S’agissant de la demande de communication de contrat entre M. [D] [B] et Ups en vue de l’exportation de la médaille au départ de la France vers les Etats-Unis, et sa livraison à M. [M] [R], ainsi que du document administratif unique d’exportation, il apparaît que l’ensemble des démarches ont été dématérialisées, et que la Sarl Jim, anciennement dénommée Sarl [D] [B], est dans l’impossibilité matérielle de produire ces documents.
En effet, ainsi qu’il résulte des échanges de mails entre Mme [B], gérante de la Sarl Jim, anciennement dénommée Sarl [D] [B], et les services nationaux de MBE, rapportant les échanges avec UPS en mars 2023 (pièce n°26 Sarl Jim), « Ils ne garantissent rien car les suivis UPS sont actifs 2-3 mois, mais ils veulent bien tenter. [‘]Le suivi n’est plus disponible, notamment par rapport aux lors encadrant la protection des données ».
L’étiquette apposée sur l’envoi du colis (pièce n°27 Sarl Jim) démontre que le document administratif unique d’exportation comprenant, notamment, la classification de la médaille, et le pays d’origine de la médaille, le bordereau d’expédition, la facture commerciale et l’acte de colisage ont fixés sur le carton d’envoi, générant un code barre et un numéro de tracking permettant le suivi, lequel est produit aux débats (pièce n°4).
S’agissant de la communication de la traduction en anglais de la description de la médaille remise aux douanes, et du courrier de l’attestation des douanes américaines confirmant la retenue ou saisie de la médaille, le motif de cette retenue, ainsi que les instructions douanières, outre la difficulté à laquelle elle se heurte, ces documents étant détenus par UPS, nonobstant les demandes de communication déjà formulées, elle apparaît superfétatoire, la pièce n°24 produite par la Sas Dame Marteau, consistant en un courriel de Ups du 13 mai 2019, relatant les motifs opposés par la douane américaine pour justifier la rétention de la médaille.

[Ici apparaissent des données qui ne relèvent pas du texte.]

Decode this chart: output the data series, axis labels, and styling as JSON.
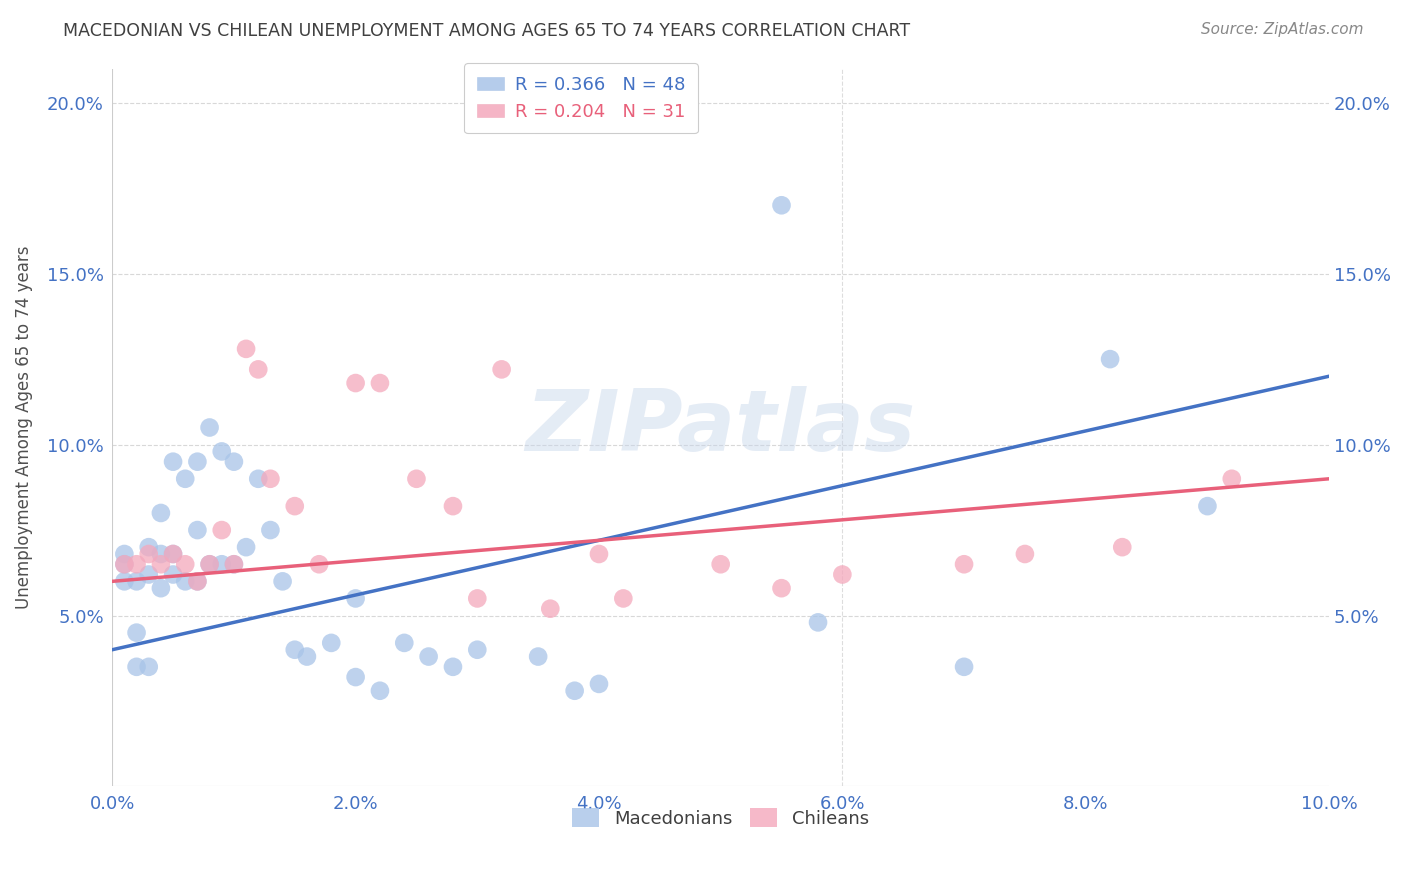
{
  "title": "MACEDONIAN VS CHILEAN UNEMPLOYMENT AMONG AGES 65 TO 74 YEARS CORRELATION CHART",
  "source": "Source: ZipAtlas.com",
  "ylabel": "Unemployment Among Ages 65 to 74 years",
  "watermark": "ZIPatlas",
  "xlim": [
    0.0,
    0.1
  ],
  "ylim": [
    0.0,
    0.21
  ],
  "xticks": [
    0.0,
    0.02,
    0.04,
    0.06,
    0.08,
    0.1
  ],
  "yticks": [
    0.05,
    0.1,
    0.15,
    0.2
  ],
  "xtick_labels": [
    "0.0%",
    "2.0%",
    "4.0%",
    "6.0%",
    "8.0%",
    "10.0%"
  ],
  "ytick_labels": [
    "5.0%",
    "10.0%",
    "15.0%",
    "20.0%"
  ],
  "mac_color": "#a8c4e8",
  "chi_color": "#f4a8bc",
  "mac_line_color": "#4472c4",
  "chi_line_color": "#e8607a",
  "background_color": "#ffffff",
  "grid_color": "#d8d8d8",
  "axis_label_color": "#4472c4",
  "title_color": "#404040",
  "legend_r_mac": "0.366",
  "legend_n_mac": "48",
  "legend_r_chi": "0.204",
  "legend_n_chi": "31",
  "mac_scatter_x": [
    0.001,
    0.001,
    0.001,
    0.002,
    0.002,
    0.002,
    0.003,
    0.003,
    0.003,
    0.004,
    0.004,
    0.004,
    0.005,
    0.005,
    0.005,
    0.006,
    0.006,
    0.007,
    0.007,
    0.007,
    0.008,
    0.008,
    0.009,
    0.009,
    0.01,
    0.01,
    0.011,
    0.012,
    0.013,
    0.014,
    0.015,
    0.016,
    0.018,
    0.02,
    0.02,
    0.022,
    0.024,
    0.026,
    0.028,
    0.03,
    0.035,
    0.038,
    0.04,
    0.055,
    0.058,
    0.07,
    0.082,
    0.09
  ],
  "mac_scatter_y": [
    0.06,
    0.065,
    0.068,
    0.035,
    0.045,
    0.06,
    0.035,
    0.062,
    0.07,
    0.058,
    0.068,
    0.08,
    0.062,
    0.068,
    0.095,
    0.06,
    0.09,
    0.06,
    0.075,
    0.095,
    0.065,
    0.105,
    0.065,
    0.098,
    0.065,
    0.095,
    0.07,
    0.09,
    0.075,
    0.06,
    0.04,
    0.038,
    0.042,
    0.032,
    0.055,
    0.028,
    0.042,
    0.038,
    0.035,
    0.04,
    0.038,
    0.028,
    0.03,
    0.17,
    0.048,
    0.035,
    0.125,
    0.082
  ],
  "chi_scatter_x": [
    0.001,
    0.002,
    0.003,
    0.004,
    0.005,
    0.006,
    0.007,
    0.008,
    0.009,
    0.01,
    0.011,
    0.012,
    0.013,
    0.015,
    0.017,
    0.02,
    0.022,
    0.025,
    0.028,
    0.03,
    0.032,
    0.036,
    0.04,
    0.042,
    0.05,
    0.055,
    0.06,
    0.07,
    0.075,
    0.083,
    0.092
  ],
  "chi_scatter_y": [
    0.065,
    0.065,
    0.068,
    0.065,
    0.068,
    0.065,
    0.06,
    0.065,
    0.075,
    0.065,
    0.128,
    0.122,
    0.09,
    0.082,
    0.065,
    0.118,
    0.118,
    0.09,
    0.082,
    0.055,
    0.122,
    0.052,
    0.068,
    0.055,
    0.065,
    0.058,
    0.062,
    0.065,
    0.068,
    0.07,
    0.09
  ]
}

Les documents sollicités n’apparaissent dès lors pas indispensables à la solution du litige, leur production, en raison de l’ancienneté du litige, de leur caractère dématérialisé et de l’absence de la société UPS à la présente procédure, apparaissant au demeurant particulièrement difficile, voire impossible.
La demande de communication des pièces susvisées est dès lors rejetée. Il appartiendra aux parties d’en tirer toutes conséquences dans la procédure au fond devant la cour.

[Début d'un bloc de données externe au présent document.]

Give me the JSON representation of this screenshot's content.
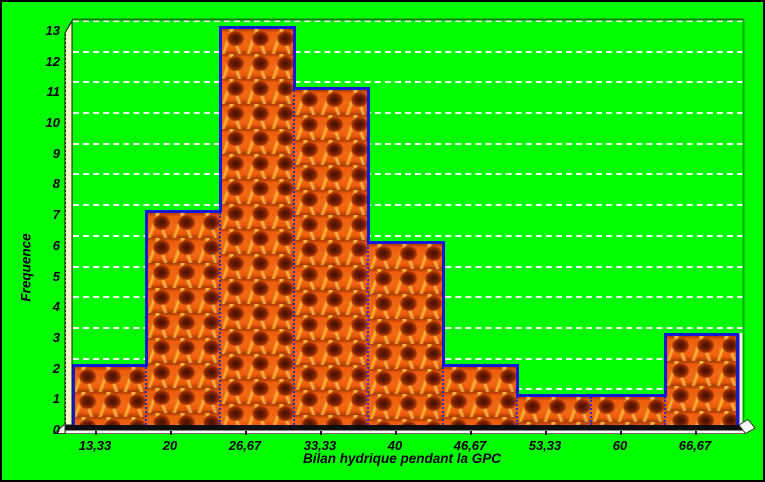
{
  "chart_data": {
    "type": "bar",
    "chart_kind": "histogram",
    "xlabel": "Bilan hydrique pendant la GPC",
    "ylabel": "Frequence",
    "categories": [
      "13,33",
      "20",
      "26,67",
      "33,33",
      "40",
      "46,67",
      "53,33",
      "60",
      "66,67"
    ],
    "x_tick_values": [
      13.33,
      20,
      26.67,
      33.33,
      40,
      46.67,
      53.33,
      60,
      66.67
    ],
    "bin_width": 6.67,
    "values": [
      2,
      7,
      13,
      11,
      6,
      2,
      1,
      1,
      3
    ],
    "y_ticks": [
      0,
      1,
      2,
      3,
      4,
      5,
      6,
      7,
      8,
      9,
      10,
      11,
      12,
      13
    ],
    "ylim": [
      0,
      13.4
    ],
    "grid": "horizontal white dashed lines at each integer frequency",
    "legend": false
  },
  "style": {
    "background": "#00fe00",
    "bar_fill_base": "#ee5c0c",
    "bar_envelope": "#1717d6",
    "bin_divider": "#3030bb",
    "gridline": "#ffffff",
    "y_axis_ribbon": "#ffffc6",
    "floor_ribbon": "#0e0e0e",
    "plot_border": "#008a00",
    "text_color": "#000000"
  }
}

Sur la demande au titre de l’article 700 du code de procédure civile et aux dépens
La Sas Dame Marteau, qui succombe, sera condamnée à payer à la Sarl Jim, anciennement dénommée Sarl [D] [B], la somme de 1.000 € au titre des frais irrépétibles de l’incident, ainsi qu’aux entiers dépens.
PAR CES MOTIFS
Le conseiller de la mise en état, statuant publiquement et contradictoirement,
Déboute la Sas Dame Marteau de sa demande de communication de pièces,
Condamne la Sas Dame Marteau à payer à la la Sarl Jim, anciennement dénommée Sarl [D] [B], la somme de 1.000 € en application des dispositions de l’article 700 du code de procédure civile,
Condamne la Sas Dame Marteau aux dépens, recouvrés conformément à l’article 699 du code de procédure civile.
Le greffier Le magistrat de la mise en état
Copie délivrée aux avocats des parties ce jour.